What Amherst College looks for
What Amherst College weighs most heavily in its admissions review, modeled from its selectivity and profile.
SAT score positioning at Amherst College
How common SAT scores sit relative to the admitted middle. This is context, not a probability — your full profile determines the real estimate.
How Amherst College compares in Massachusetts
Amherst College ranks #4 most selective of 36 schools in Massachusetts in our database.
Similar to Amherst College
Schools with a similar selectivity profile, worth comparing as you build a balanced list.
Frequently asked questions
How hard is it to get into Amherst College?
Amherst College has a 9% acceptance rate, which makes it most selective — it admits roughly one in ten applicants or fewer. Admission depends on how your full profile compares to its admitted students, not on scores alone.
What SAT score do you need for Amherst College?
There is no hard cutoff, but the admitted-student 75th-percentile SAT is around 1540. A score at or above the admitted range strengthens your application; CollegeCalcAI shows how your exact score shifts your odds.
What does Amherst College value most in applicants?
Based on its admissions profile, Amherst College weighs rigor of secondary school record, academic gpa, application essay most heavily.
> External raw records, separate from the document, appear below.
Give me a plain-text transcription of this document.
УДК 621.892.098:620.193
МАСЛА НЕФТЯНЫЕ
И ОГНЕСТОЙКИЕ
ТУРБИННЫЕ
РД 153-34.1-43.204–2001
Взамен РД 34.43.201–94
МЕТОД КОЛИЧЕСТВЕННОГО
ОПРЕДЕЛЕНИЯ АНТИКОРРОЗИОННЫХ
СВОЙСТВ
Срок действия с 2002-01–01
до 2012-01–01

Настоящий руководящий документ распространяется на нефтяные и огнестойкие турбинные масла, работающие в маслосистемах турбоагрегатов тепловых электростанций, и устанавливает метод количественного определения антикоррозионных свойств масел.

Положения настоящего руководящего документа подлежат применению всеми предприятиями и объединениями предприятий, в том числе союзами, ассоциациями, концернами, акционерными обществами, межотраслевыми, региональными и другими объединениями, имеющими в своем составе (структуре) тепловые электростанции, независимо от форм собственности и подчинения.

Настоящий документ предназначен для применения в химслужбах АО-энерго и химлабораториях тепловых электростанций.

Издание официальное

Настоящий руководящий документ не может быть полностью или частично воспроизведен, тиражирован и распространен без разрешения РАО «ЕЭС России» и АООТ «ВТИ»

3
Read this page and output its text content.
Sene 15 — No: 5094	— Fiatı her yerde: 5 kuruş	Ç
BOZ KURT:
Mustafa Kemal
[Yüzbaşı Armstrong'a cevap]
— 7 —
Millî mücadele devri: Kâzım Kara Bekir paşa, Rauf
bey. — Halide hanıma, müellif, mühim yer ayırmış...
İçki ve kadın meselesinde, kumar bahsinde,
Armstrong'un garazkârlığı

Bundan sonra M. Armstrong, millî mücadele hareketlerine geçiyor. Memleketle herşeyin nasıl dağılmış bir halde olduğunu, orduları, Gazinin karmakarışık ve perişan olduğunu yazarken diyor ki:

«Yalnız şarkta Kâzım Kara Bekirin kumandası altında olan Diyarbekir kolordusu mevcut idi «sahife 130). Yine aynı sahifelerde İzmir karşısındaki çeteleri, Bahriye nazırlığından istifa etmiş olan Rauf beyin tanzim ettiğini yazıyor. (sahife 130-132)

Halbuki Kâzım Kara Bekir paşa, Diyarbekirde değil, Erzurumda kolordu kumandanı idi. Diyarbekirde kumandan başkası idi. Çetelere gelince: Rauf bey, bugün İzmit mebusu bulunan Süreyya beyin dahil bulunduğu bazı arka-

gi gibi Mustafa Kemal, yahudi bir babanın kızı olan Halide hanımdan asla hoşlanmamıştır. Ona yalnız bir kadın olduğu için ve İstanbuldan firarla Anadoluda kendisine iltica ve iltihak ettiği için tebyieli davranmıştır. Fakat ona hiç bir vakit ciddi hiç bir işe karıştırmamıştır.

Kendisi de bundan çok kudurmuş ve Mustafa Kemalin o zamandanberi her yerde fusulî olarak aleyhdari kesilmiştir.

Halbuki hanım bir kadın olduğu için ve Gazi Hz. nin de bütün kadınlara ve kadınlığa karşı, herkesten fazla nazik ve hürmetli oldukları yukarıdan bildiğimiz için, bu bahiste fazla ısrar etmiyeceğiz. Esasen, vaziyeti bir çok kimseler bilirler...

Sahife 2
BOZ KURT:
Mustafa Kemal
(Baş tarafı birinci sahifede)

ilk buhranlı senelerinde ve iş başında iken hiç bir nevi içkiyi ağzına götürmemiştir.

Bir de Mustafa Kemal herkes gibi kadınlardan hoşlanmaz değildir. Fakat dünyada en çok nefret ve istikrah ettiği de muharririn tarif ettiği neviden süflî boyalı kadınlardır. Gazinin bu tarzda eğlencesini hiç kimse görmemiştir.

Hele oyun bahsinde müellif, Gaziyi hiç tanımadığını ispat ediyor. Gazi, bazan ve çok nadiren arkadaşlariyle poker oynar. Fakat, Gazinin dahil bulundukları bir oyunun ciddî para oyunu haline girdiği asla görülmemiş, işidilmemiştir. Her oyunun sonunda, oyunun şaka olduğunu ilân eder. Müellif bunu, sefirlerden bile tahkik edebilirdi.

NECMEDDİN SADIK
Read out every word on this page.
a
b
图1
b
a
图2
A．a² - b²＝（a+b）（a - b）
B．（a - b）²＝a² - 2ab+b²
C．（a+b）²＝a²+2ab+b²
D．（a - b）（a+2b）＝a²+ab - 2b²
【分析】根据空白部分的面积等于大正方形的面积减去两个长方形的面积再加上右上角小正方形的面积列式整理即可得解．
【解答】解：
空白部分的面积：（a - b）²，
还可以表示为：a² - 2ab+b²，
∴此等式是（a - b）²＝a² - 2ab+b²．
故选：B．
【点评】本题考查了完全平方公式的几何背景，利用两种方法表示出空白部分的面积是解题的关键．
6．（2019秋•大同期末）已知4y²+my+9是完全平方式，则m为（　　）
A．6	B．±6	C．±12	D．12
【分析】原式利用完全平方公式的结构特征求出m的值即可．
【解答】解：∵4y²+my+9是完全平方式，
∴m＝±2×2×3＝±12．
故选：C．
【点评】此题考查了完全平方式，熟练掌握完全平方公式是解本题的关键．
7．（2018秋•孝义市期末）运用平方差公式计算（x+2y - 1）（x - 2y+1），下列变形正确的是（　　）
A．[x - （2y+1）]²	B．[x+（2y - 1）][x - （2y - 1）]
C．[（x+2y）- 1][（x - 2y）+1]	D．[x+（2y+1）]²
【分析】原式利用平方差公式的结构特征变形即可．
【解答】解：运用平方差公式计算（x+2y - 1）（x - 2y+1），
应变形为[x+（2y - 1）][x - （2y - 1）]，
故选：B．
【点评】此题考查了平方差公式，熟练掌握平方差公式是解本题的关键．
The full factor breakdown is on this page.
What are my chances of getting into Amherst College?
Your chances depend on your GPA, course rigor, test scores, and activities together. Use the free CollegeCalcAI calculator to get a personalized acceptance estimate for Amherst College in a few minutes, no account required.
Want the deeper guide? Read our full Amherst College chances guide →
Acceptance rate and admitted test ranges reflect publicly reported data (U.S. Department of Education / NCES IPEDS / Common Data Sets). Estimates from CollegeCalcAI are a planning tool computed by a fixed, transparent model, not a guarantee of any admission decision.